PACA addresses the challenge of zero-shot scene rearrangement by deriving object-level representations directly from diffusion-based goal generation, enabling perspective-controlled 6-DoF manipulation. It introduces a joint cross-attention representation that fuses generation, segmentation, and feature encoding, mitigating multi-step error accumulation. The method supports perspective control through Hough Transform–driven alignment and ControlNet, extending beyond traditional 3-DoF top-down settings. Experiments on real robots demonstrate competitive human-satisfaction scores, effective zero-shot performance, and solid matching accuracy, highlighting practical impact for scalable robotic manipulation with web-scale generative models.

Abstract

Scene rearrangement, like table tidying, is a challenging task in robotic manipulation due to the complexity of predicting diverse object arrangements. Web-scale trained generative models such as Stable Diffusion can aid by generating natural scenes as goals. To facilitate robot execution, object-level representations must be extracted to match the real scenes with the generated goals and to calculate object pose transformations. Current methods typically use a multi-step design that involves separate models for generation, segmentation, and feature encoding, which can lead to a low success rate due to error accumulation. Furthermore, they lack control over the viewing perspectives of the generated goals, restricting the tasks to 3-DoF settings. In this paper, we propose PACA, a zero-shot pipeline for scene rearrangement that leverages perspective-aware cross-attention representation derived from Stable Diffusion. Specifically, we develop a representation that integrates generation, segmentation, and feature encoding into a single step to produce object-level representations. Additionally, we introduce perspective control, thus enabling the matching of 6-DoF camera views and extending past approaches that were limited to 3-DoF top-down views. The efficacy of our method is demonstrated through its zero-shot performance in real robot experiments across various scenes, achieving an average matching accuracy and execution success rate of 87% and 67%, respectively.

Figures (6)

• Figure 1: These images were generated with Stable Diffusion and the prompt "One apple, one orange, and one banana in the plate". The generated images exhibit several issues: (a) distortion, (b) introduction of new objects, and (c) unmatched image perspectives. An illustration of multi-step design: (d) Generation, segmentation, and feature encoding are performed using three different models. During segmentation, repetitive cropping occurs due to the distortion in generated goals, introducing errors to the subsequent feature encoding process. The segmented patches were produced by Mask R-CNN he2017mask. Our integrated design: (e) Segmentation and feature encoding are conducted concurrently with the generation.

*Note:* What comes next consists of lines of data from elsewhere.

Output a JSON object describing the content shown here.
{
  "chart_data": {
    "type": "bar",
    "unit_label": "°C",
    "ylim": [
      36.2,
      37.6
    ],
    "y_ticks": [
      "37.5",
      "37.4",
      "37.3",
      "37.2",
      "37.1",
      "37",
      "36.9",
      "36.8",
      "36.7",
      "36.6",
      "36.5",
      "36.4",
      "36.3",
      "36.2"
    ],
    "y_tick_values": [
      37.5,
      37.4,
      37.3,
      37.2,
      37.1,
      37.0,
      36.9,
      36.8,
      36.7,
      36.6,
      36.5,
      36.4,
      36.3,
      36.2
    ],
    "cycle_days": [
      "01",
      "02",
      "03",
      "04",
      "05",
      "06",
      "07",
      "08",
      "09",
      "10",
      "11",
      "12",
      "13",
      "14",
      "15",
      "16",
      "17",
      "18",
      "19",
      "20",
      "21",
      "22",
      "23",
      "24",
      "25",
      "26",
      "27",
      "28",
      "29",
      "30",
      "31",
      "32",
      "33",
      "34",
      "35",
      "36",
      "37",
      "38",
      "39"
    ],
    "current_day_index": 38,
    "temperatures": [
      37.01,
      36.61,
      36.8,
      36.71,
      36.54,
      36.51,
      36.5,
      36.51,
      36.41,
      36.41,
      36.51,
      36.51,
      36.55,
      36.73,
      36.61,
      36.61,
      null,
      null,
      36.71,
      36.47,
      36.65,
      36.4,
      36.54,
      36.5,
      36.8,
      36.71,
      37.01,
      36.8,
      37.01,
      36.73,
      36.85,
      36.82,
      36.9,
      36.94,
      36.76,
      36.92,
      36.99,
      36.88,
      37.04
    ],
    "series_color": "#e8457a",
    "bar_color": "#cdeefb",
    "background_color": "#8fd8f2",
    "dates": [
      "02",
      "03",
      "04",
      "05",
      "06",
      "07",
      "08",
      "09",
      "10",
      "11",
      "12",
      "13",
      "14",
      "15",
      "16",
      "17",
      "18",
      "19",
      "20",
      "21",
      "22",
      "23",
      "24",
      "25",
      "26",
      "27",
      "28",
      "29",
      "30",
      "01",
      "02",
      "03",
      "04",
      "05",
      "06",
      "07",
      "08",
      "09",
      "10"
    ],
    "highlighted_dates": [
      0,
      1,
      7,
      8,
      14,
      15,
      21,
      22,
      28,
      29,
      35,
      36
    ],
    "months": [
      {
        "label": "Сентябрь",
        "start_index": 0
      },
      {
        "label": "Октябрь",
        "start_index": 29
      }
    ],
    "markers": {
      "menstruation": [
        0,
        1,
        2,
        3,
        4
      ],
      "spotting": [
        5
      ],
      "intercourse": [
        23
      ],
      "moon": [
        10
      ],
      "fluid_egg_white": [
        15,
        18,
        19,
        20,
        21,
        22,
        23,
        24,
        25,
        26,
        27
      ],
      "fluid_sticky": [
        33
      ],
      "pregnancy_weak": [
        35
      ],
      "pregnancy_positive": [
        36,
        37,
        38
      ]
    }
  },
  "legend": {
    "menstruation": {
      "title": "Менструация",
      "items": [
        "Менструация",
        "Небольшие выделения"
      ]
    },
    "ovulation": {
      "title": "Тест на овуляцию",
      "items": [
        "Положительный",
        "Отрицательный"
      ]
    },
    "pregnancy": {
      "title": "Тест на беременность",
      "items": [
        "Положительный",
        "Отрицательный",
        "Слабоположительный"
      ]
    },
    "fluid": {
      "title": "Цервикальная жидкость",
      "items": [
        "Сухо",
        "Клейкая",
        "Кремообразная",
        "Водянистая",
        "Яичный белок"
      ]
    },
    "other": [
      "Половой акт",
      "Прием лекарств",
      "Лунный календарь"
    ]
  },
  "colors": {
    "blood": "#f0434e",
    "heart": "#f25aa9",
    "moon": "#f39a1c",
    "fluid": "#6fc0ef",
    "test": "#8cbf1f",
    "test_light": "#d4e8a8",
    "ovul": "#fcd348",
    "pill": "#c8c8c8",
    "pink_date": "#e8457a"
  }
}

• Figure 2: Pipeline of the proposed PACA. Generation, segmentation and feature encoding are integrated into a single step. The prompt is directly utilized to produce the generated goal. The real image is first inverted to its noisy counterpart and then reconstructed to extract segmentation and features for matching. The cross-attention maps highlight segmentation and encoded features specific to each object's descriptors, thereby facilitating the matching process and transformation calculations.

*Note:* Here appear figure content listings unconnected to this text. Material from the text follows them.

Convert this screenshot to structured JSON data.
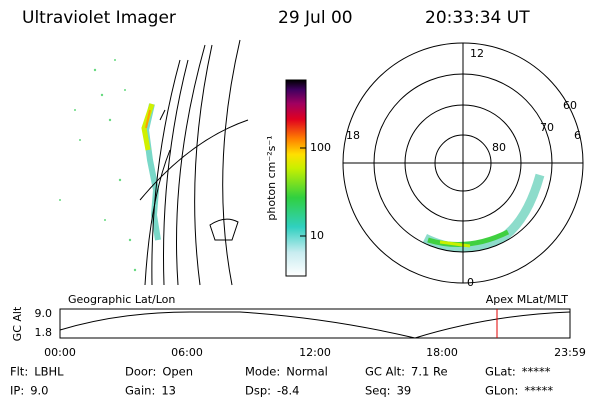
{
  "header": {
    "title": "Ultraviolet Imager",
    "date": "29 Jul 00",
    "time": "20:33:34 UT"
  },
  "colorbar": {
    "label": "photon cm⁻²s⁻¹",
    "ticks": [
      "100",
      "10"
    ]
  },
  "polar": {
    "mlt_labels": [
      "12",
      "18",
      "6",
      "0"
    ],
    "lat_labels": [
      "60",
      "70",
      "80"
    ]
  },
  "map_label": "Geographic Lat/Lon",
  "polar_label": "Apex MLat/MLT",
  "altitude": {
    "axis_label": "GC Alt",
    "ticks": [
      "9.0",
      "1.8"
    ]
  },
  "time_axis": [
    "00:00",
    "06:00",
    "12:00",
    "18:00",
    "23:59"
  ],
  "status": [
    [
      {
        "label": "Flt:",
        "value": "LBHL"
      },
      {
        "label": "Door:",
        "value": "Open"
      },
      {
        "label": "Mode:",
        "value": "Normal"
      },
      {
        "label": "GC Alt:",
        "value": "7.1 Re"
      },
      {
        "label": "GLat:",
        "value": "*****"
      }
    ],
    [
      {
        "label": "IP:",
        "value": "9.0"
      },
      {
        "label": "Gain:",
        "value": "13"
      },
      {
        "label": "Dsp:",
        "value": "-8.4"
      },
      {
        "label": "Seq:",
        "value": "39"
      },
      {
        "label": "GLon:",
        "value": "*****"
      }
    ]
  ]
}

• Figure 3: Controlled generation with Hough transform.
• Figure 4: (a) Reconstructed images and cross-attention maps $M("Plate", t)$, $M("Fork", t)$ at different timesteps $t$ during denoising. (b) Conceptual embedding containing object region information at timestep $t = T/2$. (c) Perceptual embedding containing object feature information at timestep $t = 1$. Joint cross-attention representation combines cross-attention from these timesteps using Eq.\ref{['joint']}.

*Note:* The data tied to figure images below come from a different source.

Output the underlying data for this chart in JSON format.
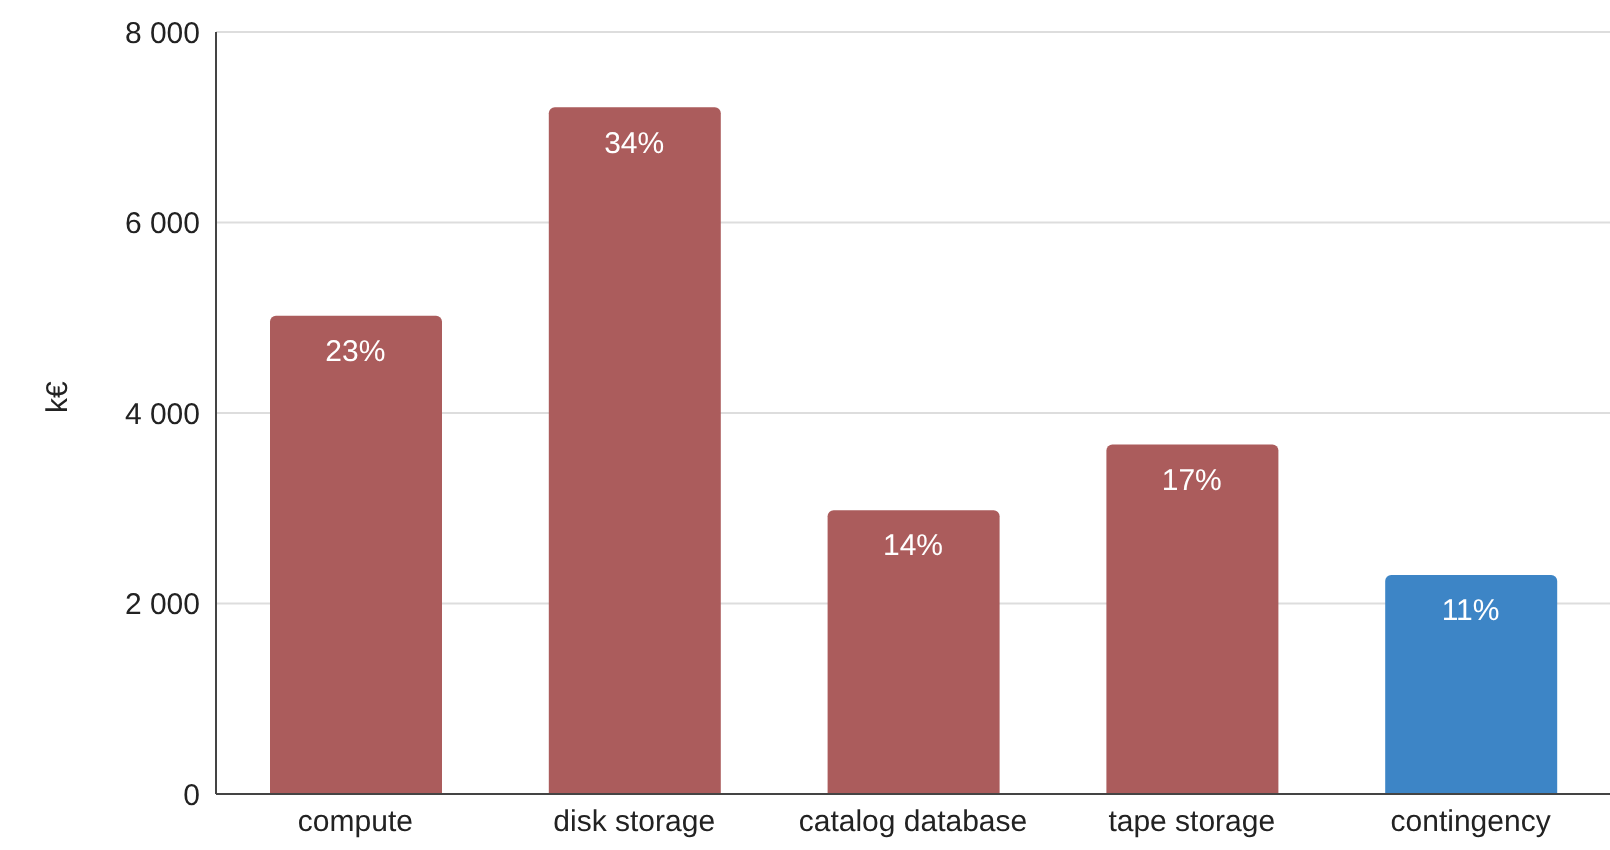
{
  "chart_data": {
    "type": "bar",
    "ylabel": "k€",
    "categories": [
      "compute",
      "disk storage",
      "catalog database",
      "tape storage",
      "contingency"
    ],
    "values": [
      5020,
      7210,
      2980,
      3670,
      2300
    ],
    "colors": [
      "#ab5c5c",
      "#ab5c5c",
      "#ab5c5c",
      "#ab5c5c",
      "#3d85c6"
    ],
    "annotations": [
      {
        "text": "23%",
        "x": "compute",
        "y": 5020
      },
      {
        "text": "34%",
        "x": "disk storage",
        "y": 7210
      },
      {
        "text": "14%",
        "x": "catalog database",
        "y": 2980
      },
      {
        "text": "17%",
        "x": "tape storage",
        "y": 3670
      },
      {
        "text": "11%",
        "x": "contingency",
        "y": 2300
      }
    ],
    "ylim": [
      0,
      8000
    ],
    "yticks": [
      {
        "value": 0,
        "label": "0"
      },
      {
        "value": 2000,
        "label": "2 000"
      },
      {
        "value": 4000,
        "label": "4 000"
      },
      {
        "value": 6000,
        "label": "6 000"
      },
      {
        "value": 8000,
        "label": "8 000"
      }
    ],
    "grid": "y"
  }
}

• Figure 5: (a) Experimental setup; (b) Examples of 3-DoF top-down rearrangement; (c) Examples of 6-DoF rearrangement. In (b) and (c), the first row is the goal, the second row shows the final rearrangement. Objects relevant to the prompt are marked with red boundaries due to stochasticity, distortions, and new object generation. Objects not specified in the prompt do not affect the pipeline, as they lack object-level representation. Full executions can be found in the supplementary material.